Son el saludo o el exordio que puso Jesús a todo el Sermón. Y hay que decir ante todo que son desconcertantes. Jesucristo nos ofrece alegría, felicidad, dicha, y empieza por revolver y trastocar todo lo que el mundo enseña y quiere:
¡Dichosos los pobres!…
¡Dichosos los mansos!…
¡Dichosos los que lloran!…
¡Dichosos los que tienen hambre y sed de justicia o santidad!…
¡Dichosos los limpios de corazón!..
¡Dichosos los pacíficos y que trabajan por la paz!…
¡Dichosos los que sufren por la justicia o su fidelidad a Dios!…
¡Dichosos los que padecen por mi causa!…
¡Dichosos todos éstos, porque de ellos es el Reino de los cielos!…
Todas estas bienaventuranzas se reducen a la primera: “los pobres”, que, sin nada en este mundo, no tienen más apoyo que Dios.
Y para que el contraste sea más inconcebible, viene ahora Lucas y opone a tanta belleza las maldiciones, que casi dan pavor, pues añade Jesús:
¡Pero, ay de ustedes los ricos, porque han recibido su consuelo!…
¡Ay de ustedes los que están hartos, porque tendrán hambre!…
¡Ay de los que ríen ahora, porque tendrán aflicción y llanto!…
¡Ay cuando todos los hombres hablen bien de ustedes, pues de ese modo trataban sus padres a los falsos profetas!…
Es la suerte de los autosuficientes, que no tienen necesidad de Dios para nada. Orgullosos, se bastan a sí mismos, no les dice nada la vida eterna, y no tienen más ley en la vida que el egoísmo opresor.
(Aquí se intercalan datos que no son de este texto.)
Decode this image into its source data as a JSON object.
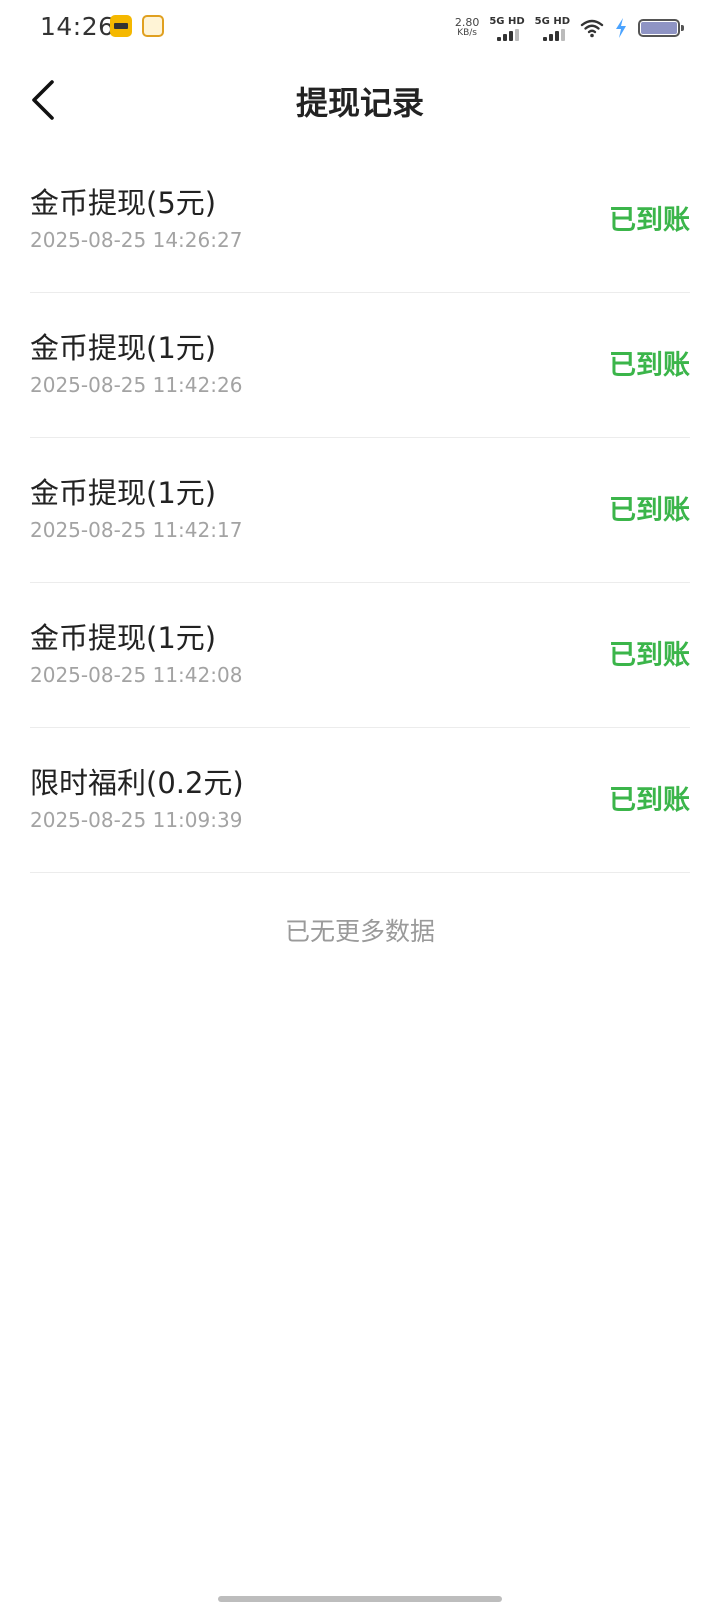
{
  "status_bar": {
    "time": "14:26",
    "net_speed_value": "2.80",
    "net_speed_unit": "KB/s",
    "sim1_label": "5G HD",
    "sim2_label": "5G HD",
    "battery_color": "#8f94c4",
    "charging_color": "#4aa3ff"
  },
  "header": {
    "title": "提现记录",
    "back_icon": "chevron-left-icon"
  },
  "records": [
    {
      "title": "金币提现(5元)",
      "time": "2025-08-25 14:26:27",
      "status": "已到账"
    },
    {
      "title": "金币提现(1元)",
      "time": "2025-08-25 11:42:26",
      "status": "已到账"
    },
    {
      "title": "金币提现(1元)",
      "time": "2025-08-25 11:42:17",
      "status": "已到账"
    },
    {
      "title": "金币提现(1元)",
      "time": "2025-08-25 11:42:08",
      "status": "已到账"
    },
    {
      "title": "限时福利(0.2元)",
      "time": "2025-08-25 11:09:39",
      "status": "已到账"
    }
  ],
  "footer": {
    "no_more_text": "已无更多数据"
  },
  "colors": {
    "status_success": "#3bb54a",
    "secondary_text": "#a3a3a3"
  }
}
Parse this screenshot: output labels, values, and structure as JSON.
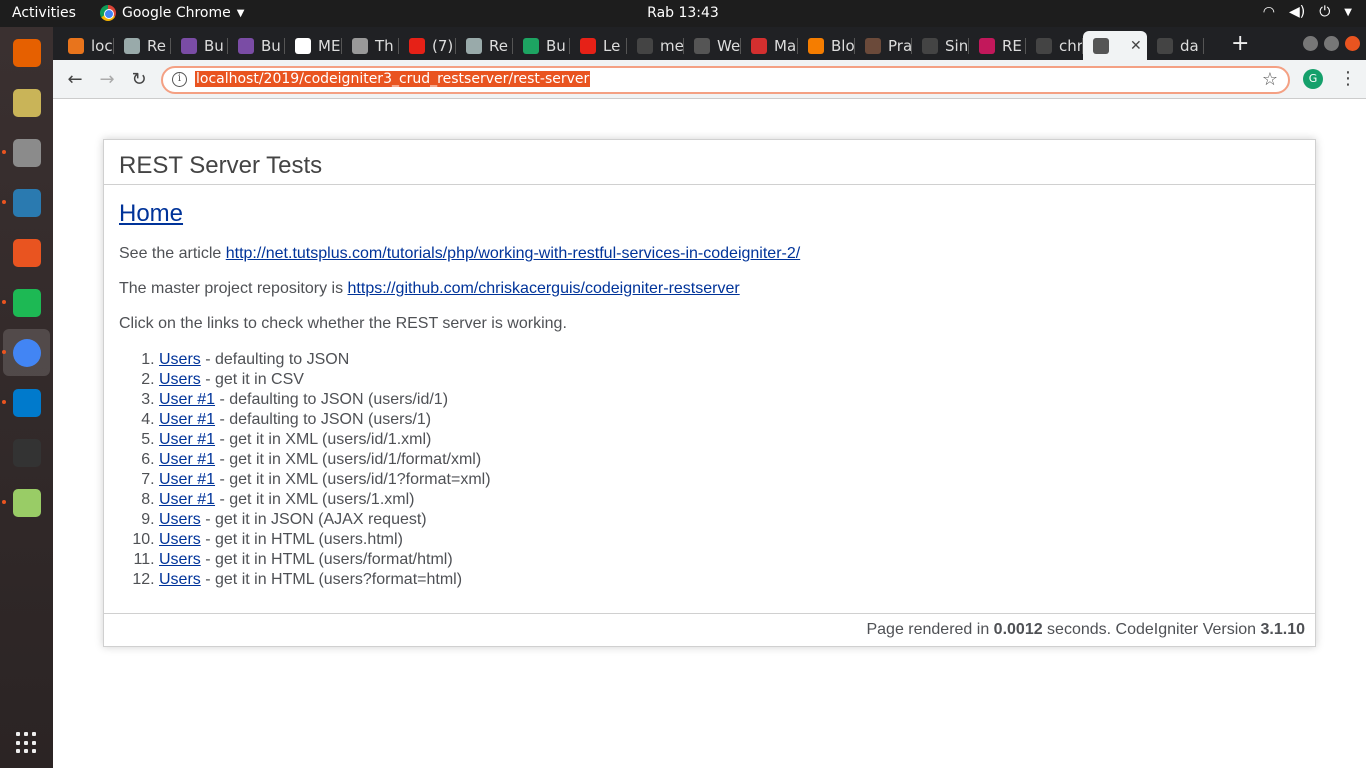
{
  "system_bar": {
    "activities": "Activities",
    "app_name": "Google Chrome",
    "clock": "Rab 13:43"
  },
  "browser": {
    "tabs": [
      {
        "label": "loc",
        "icon": "xampp-icon",
        "color": "#e8741c"
      },
      {
        "label": "Re",
        "icon": "appgini-icon",
        "color": "#9aa"
      },
      {
        "label": "Bu",
        "icon": "bit-icon",
        "color": "#7a4ca5"
      },
      {
        "label": "Bu",
        "icon": "bit-icon",
        "color": "#7a4ca5"
      },
      {
        "label": "ME",
        "icon": "medium-icon",
        "color": "#fff"
      },
      {
        "label": "Th",
        "icon": "figma-icon",
        "color": "#999"
      },
      {
        "label": "(7)",
        "icon": "youtube-icon",
        "color": "#e62117"
      },
      {
        "label": "Re",
        "icon": "appgini-icon",
        "color": "#9aa"
      },
      {
        "label": "Bu",
        "icon": "django-icon",
        "color": "#1da462"
      },
      {
        "label": "Le",
        "icon": "youtube-icon",
        "color": "#e62117"
      },
      {
        "label": "me",
        "icon": "github-icon",
        "color": "#444"
      },
      {
        "label": "We",
        "icon": "globe-icon",
        "color": "#555"
      },
      {
        "label": "Ma",
        "icon": "pdf-icon",
        "color": "#d32f2f"
      },
      {
        "label": "Blo",
        "icon": "blogger-icon",
        "color": "#f57d00"
      },
      {
        "label": "Pra",
        "icon": "avatar-icon",
        "color": "#6b4a3a"
      },
      {
        "label": "Sin",
        "icon": "github-icon",
        "color": "#444"
      },
      {
        "label": "RE",
        "icon": "colorful-icon",
        "color": "#c2185b"
      },
      {
        "label": "chr",
        "icon": "github-icon",
        "color": "#444"
      },
      {
        "label": "",
        "icon": "globe-icon",
        "color": "#555",
        "active": true,
        "close": "✕"
      },
      {
        "label": "da",
        "icon": "github-icon",
        "color": "#444"
      }
    ],
    "new_tab": "+",
    "url": "localhost/2019/codeigniter3_crud_restserver/rest-server",
    "info_glyph": "i",
    "bookmark_glyph": "☆",
    "extension_label": "G"
  },
  "page": {
    "title": "REST Server Tests",
    "home_link": "Home",
    "article_prefix": "See the article ",
    "article_link": "http://net.tutsplus.com/tutorials/php/working-with-restful-services-in-codeigniter-2/",
    "repo_prefix": "The master project repository is ",
    "repo_link": "https://github.com/chriskacerguis/codeigniter-restserver",
    "instructions": "Click on the links to check whether the REST server is working.",
    "tests": [
      {
        "link": "Users",
        "desc": " - defaulting to JSON"
      },
      {
        "link": "Users",
        "desc": " - get it in CSV"
      },
      {
        "link": "User #1",
        "desc": " - defaulting to JSON (users/id/1)"
      },
      {
        "link": "User #1",
        "desc": " - defaulting to JSON (users/1)"
      },
      {
        "link": "User #1",
        "desc": " - get it in XML (users/id/1.xml)"
      },
      {
        "link": "User #1",
        "desc": " - get it in XML (users/id/1/format/xml)"
      },
      {
        "link": "User #1",
        "desc": " - get it in XML (users/id/1?format=xml)"
      },
      {
        "link": "User #1",
        "desc": " - get it in XML (users/1.xml)"
      },
      {
        "link": "Users",
        "desc": " - get it in JSON (AJAX request)"
      },
      {
        "link": "Users",
        "desc": " - get it in HTML (users.html)"
      },
      {
        "link": "Users",
        "desc": " - get it in HTML (users/format/html)"
      },
      {
        "link": "Users",
        "desc": " - get it in HTML (users?format=html)"
      }
    ],
    "footer": {
      "prefix": "Page rendered in ",
      "time": "0.0012",
      "middle": " seconds. CodeIgniter Version ",
      "version": "3.1.10"
    }
  },
  "dock": [
    {
      "name": "firefox-icon",
      "color": "#e66000",
      "pip": false
    },
    {
      "name": "rhythmbox-icon",
      "color": "#c9b458",
      "pip": false
    },
    {
      "name": "files-icon",
      "color": "#8b8b8b",
      "pip": true
    },
    {
      "name": "libreoffice-impress-icon",
      "color": "#2a7ab0",
      "pip": true
    },
    {
      "name": "software-center-icon",
      "color": "#e95420",
      "pip": false
    },
    {
      "name": "spotify-icon",
      "color": "#1db954",
      "pip": true
    },
    {
      "name": "chrome-icon",
      "color": "#4285f4",
      "pip": true,
      "active": true
    },
    {
      "name": "vscode-icon",
      "color": "#007acc",
      "pip": true
    },
    {
      "name": "terminal-icon",
      "color": "#333",
      "pip": false
    },
    {
      "name": "image-viewer-icon",
      "color": "#9c6",
      "pip": true
    }
  ]
}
Para entender las bienaventuranzas en la vida cristiana, sin quitarles nada de la literalidad que tienen en el Evangelio, hoy se usa en la Iglesia la expresión muy acertada de “El espíritu de las bienaventuranzas”, que compagina de manera admirable la alegría del Evangelio con la seriedad, compromiso y fidelidad de la vida cristiana.